Le titre Sanofi recule après le revers sur le vaccin

Le titre Sanofi recule après le revers sur le vaccin - AFP

Le groupe pharmaceutique français table toujours sur une approbation de son candidat vaccin au quatrième trimestre de cette année.

Nouvelle étape pour le candidat vaccinanti-covid du français Sanofi allié avec GSK. Le groupe pharmaceutique annonce en effet le lancement d'une étude de phase 3, soit la dernière phase d'essai.

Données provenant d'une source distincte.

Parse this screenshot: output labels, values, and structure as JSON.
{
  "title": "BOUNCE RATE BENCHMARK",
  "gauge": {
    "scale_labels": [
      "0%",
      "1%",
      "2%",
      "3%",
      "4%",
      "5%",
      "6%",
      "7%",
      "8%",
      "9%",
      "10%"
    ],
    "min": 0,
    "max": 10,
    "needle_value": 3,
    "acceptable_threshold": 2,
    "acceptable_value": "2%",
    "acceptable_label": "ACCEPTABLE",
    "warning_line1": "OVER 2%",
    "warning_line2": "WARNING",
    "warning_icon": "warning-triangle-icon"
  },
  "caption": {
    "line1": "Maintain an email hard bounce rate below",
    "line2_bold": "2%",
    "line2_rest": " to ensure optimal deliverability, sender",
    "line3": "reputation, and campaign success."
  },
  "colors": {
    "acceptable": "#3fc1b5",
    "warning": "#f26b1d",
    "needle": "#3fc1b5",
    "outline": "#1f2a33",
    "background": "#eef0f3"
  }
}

"Sanofi et GSK débutent une étude internationale de phase 3 pour évaluer l'efficacité de leur candidat-vaccin contre (le) Covid-19", a déclaré dans un communiqué le groupe français, dix jours après l'annonce de résultats encourageants à l'issue de premiers essais.

Protéine recombinante

Les essais de phase 1 et 2 sont les premiers à être effectués sur l'Homme dans le cadre du développement d'un traitement. Ils visent à vérifier qu'il n'est pas dangereux et à donner de premiers éléments sur son efficacité mais c'est la phase 3, réalisée sur bien plus de patients, qui permet de déterminer s'il est vraiment efficace.

Ils seront effectués auprès de quelque 35.000 personnes dans de multiples pays, dont les Etats-Unis.

Le groupe table toujours sur une approbation de son candidat vaccin au quatrième trimestre de cette année, sous réserve de résultats positifs de cette dernière étude et des évaluations réglementaires. Cela signifie que, dans le meilleur des cas, le vaccin de Sanofi sera lancé près d'un an après les premiers vaccins distribués dans le monde occidental contre le coronavirus

Ce projet de vaccin fonctionne sur la base d'une protéine recombinante contrairement aux vaccins proposés par Moderna et Pfizer qui s'appuient sur l'ARN messager. Mais son développement a pris plusieurs mois de retard par rapport au calendrier prévu.

Sur BFMTV, Olivier Bogillot, le président France du laboratoire déclarait: "Sanofi est le seul laboratoire qui a deux candidats vaccins en développement avec notre propre recherche interne, rappelle Olivier Bogillot. On n'est pas passé par une biotech on travaille vraiment avec nos propres chercheurs (NDLR. le vaccin à ARN messager est devéloppé en partenariat avec la biotech Translate Bio). La science c'est une leçon d'humilité: vous vous lancez, d'autres arrivent plus vite, je les félicite, mais on aura un vaccin français."